Hukum & Kriminal

GAKMT Minta Kejaksaan Pro-Aktif Tangani Indikasi Korupsi di Malra

Agli Harto Elkel - Koordinator Gerakan Anti Korupsi Maluku Tenggara (GAKMT)

AMBON,MALUKU – Gerakan Anti Korupsi Maluku Tenggara (GAKMT), meminta Kejaksaan untuk pro-aktif terhadap setiap laporan indikasi korupsi yang masuk di lembaga hukum tersebut.

Koordinator GAKMT, Agli Harto Elkel, kepada INTIM NEWS, Senin (22/03/2021) menyampaikan, di Maluku Tenggara (Malra), terdapat indikasi penyimpangan pada proyek-proyek strategis, baik dibiayai oleh APBD maupun APBN selama ini masih luput dari penanganan.
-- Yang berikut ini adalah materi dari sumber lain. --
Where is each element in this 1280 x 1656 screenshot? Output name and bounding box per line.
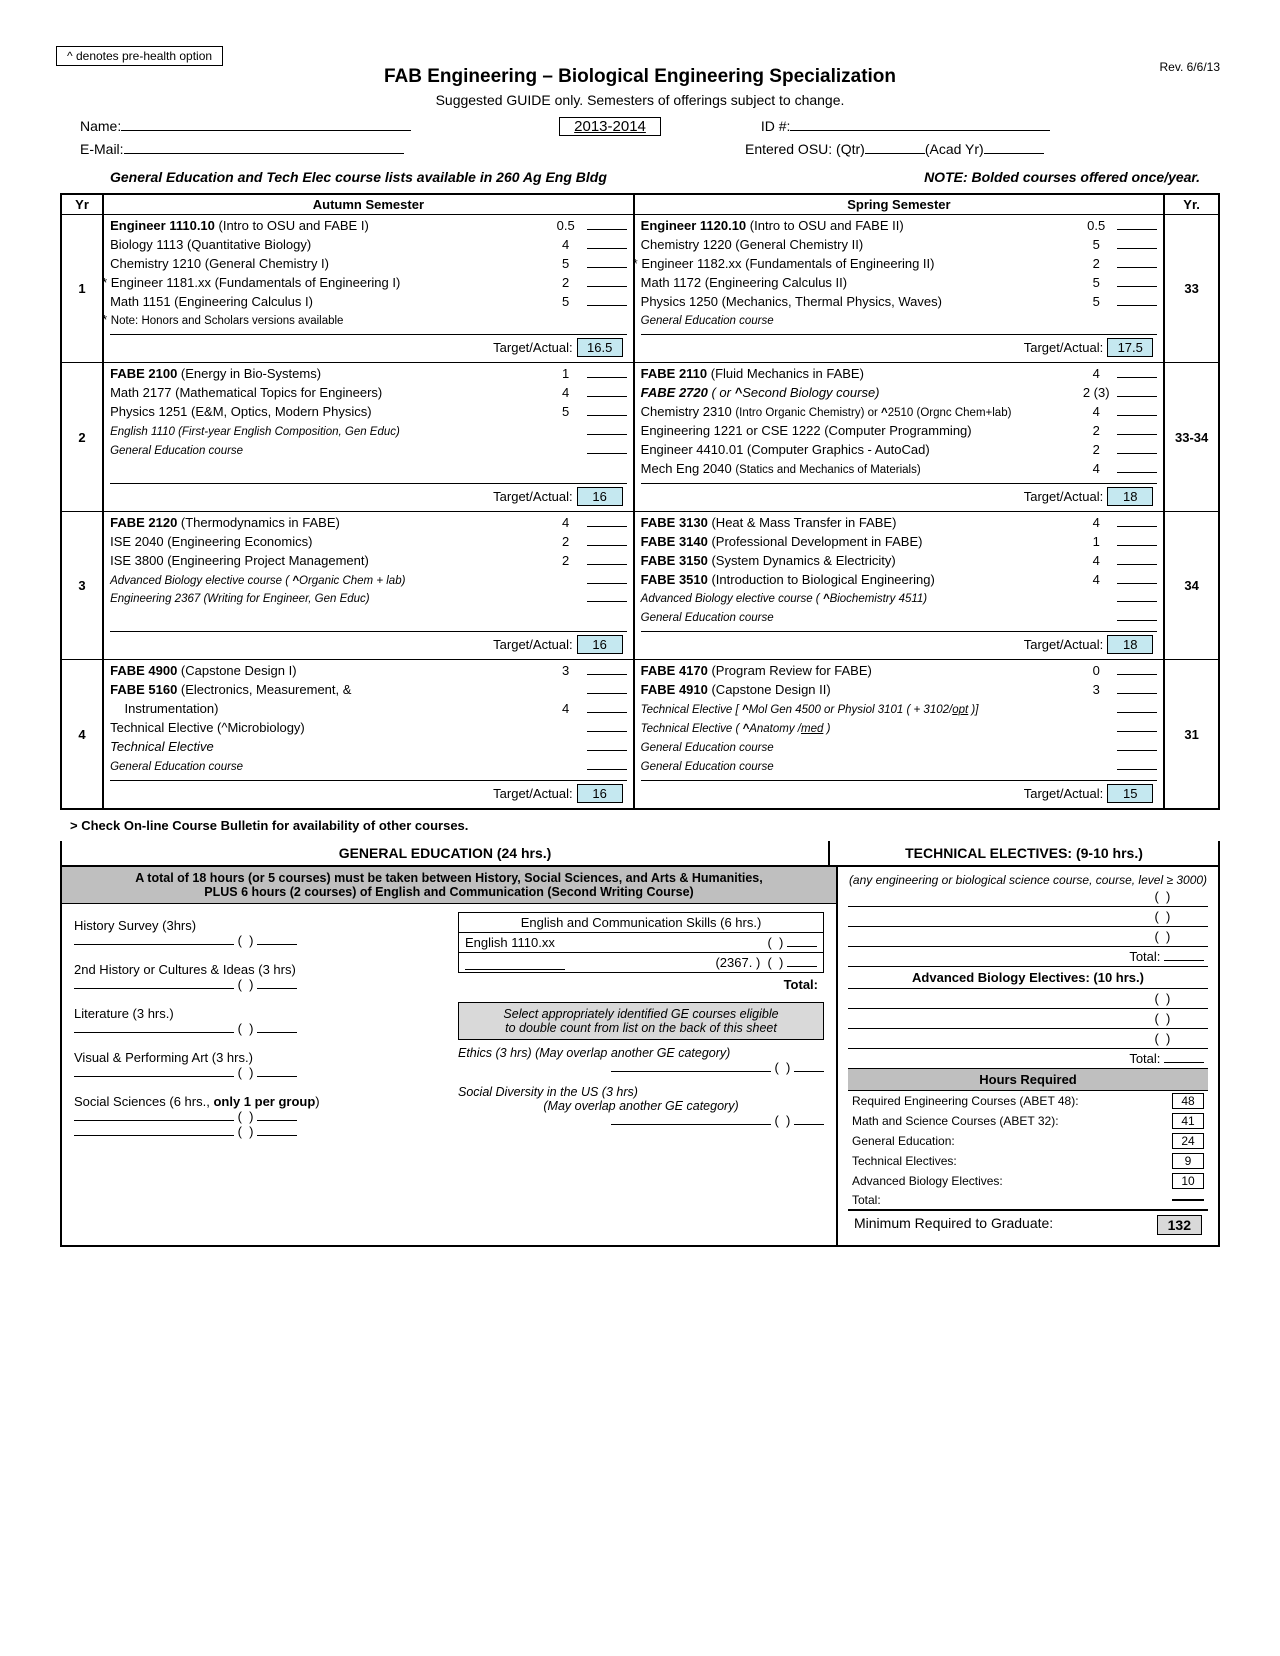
revision: Rev. 6/6/13 [1160,60,1220,74]
ge-eng2: (2367. ) [715,955,760,970]
hdr-spring: Spring Semester [634,194,1165,215]
te-header: TECHNICAL ELECTIVES: (9-10 hrs.) [828,841,1220,867]
ge-double-count-note: Select appropriately identified GE cours… [458,1002,824,1040]
ge-banner: A total of 18 hours (or 5 courses) must … [62,867,836,904]
hdr-autumn: Autumn Semester [103,194,634,215]
name-label: Name: [80,118,121,134]
bulletin-note: > Check On-line Course Bulletin for avai… [60,810,1220,841]
email-label: E-Mail: [80,141,124,157]
ge-ethics: Ethics (3 hrs) (May overlap another GE c… [458,1046,824,1060]
ge-history2: 2nd History or Cultures & Ideas (3 hrs) [74,962,296,977]
acadyr-label: (Acad Yr) [925,141,984,157]
te-note: (any engineering or biological science c… [848,873,1208,887]
ge-ss: Social Sciences (6 hrs., only 1 per grou… [74,1094,320,1109]
ge-eng1: English 1110.xx [465,935,555,950]
academic-year: 2013-2014 [559,117,661,136]
note-left: General Education and Tech Elec course l… [110,169,607,185]
min-grad-value: 132 [1157,1215,1202,1235]
page-title: FAB Engineering – Biological Engineering… [60,66,1220,88]
prehealth-note: ^ denotes pre-health option [56,46,223,66]
subtitle: Suggested GUIDE only. Semesters of offer… [60,92,1220,108]
hdr-yr2: Yr. [1164,194,1219,215]
note-right: NOTE: Bolded courses offered once/year. [924,169,1200,185]
ge-eng-total: Total: [458,973,824,996]
id-label: ID #: [761,118,791,134]
course-plan-table: Yr Autumn Semester Spring Semester Yr. 1… [60,193,1220,810]
ge-diversity: Social Diversity in the US (3 hrs) [458,1085,824,1099]
ge-history: History Survey (3hrs) [74,918,196,933]
hdr-yr: Yr [61,194,103,215]
ge-eng-hdr: English and Communication Skills (6 hrs.… [458,912,824,933]
min-grad-label: Minimum Required to Graduate: [854,1215,1053,1235]
ge-vpa: Visual & Performing Art (3 hrs.) [74,1050,253,1065]
ge-lit: Literature (3 hrs.) [74,1006,174,1021]
ab-header: Advanced Biology Electives: (10 hrs.) [848,966,1208,989]
entered-label: Entered OSU: (Qtr) [745,141,865,157]
ge-diversity2: (May overlap another GE category) [458,1099,824,1113]
hours-required-hdr: Hours Required [848,1068,1208,1091]
ge-header: GENERAL EDUCATION (24 hrs.) [60,841,828,867]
Untuk itu, pihak Kejaksaan baik Kejagung, Kejati Maluku maupun Kejari Tual harus pro-aktif.

Menurut Agli, adanya laporan-laporan masyarakat yang disampaikan ke Kejaksaan seperti dugaan proyek mangkrak harus ditindak lanjuti, tidak boleh mengecewakan masyarakat dan jadikan masyarakat sebagai mata dan telinga Kejaksaan.

” Kejaksaan dan BPK RI harus berada dalam satu nafas dan kepentingan, dimana data kerugian menjadi dasar kecurigaan Kejaksaan, sehingga terdapat kesamaan cara pandang yang akhirnya memudahkan dalam mengungkap dugaan pidana korupsi,” ujar Agli.

Katanya, dalam penanganan laporan dugaan korupsi tidak perlu ada tebang pilih, haruslah berpegang teguh pada asas equality before the law (sama kedudukan dalam hukum), dalam pemberantasan tindak pidana korupsi maka konsekuensi logisnya adalah,  tidak boleh ada yang mendapat perlakuan istimewa.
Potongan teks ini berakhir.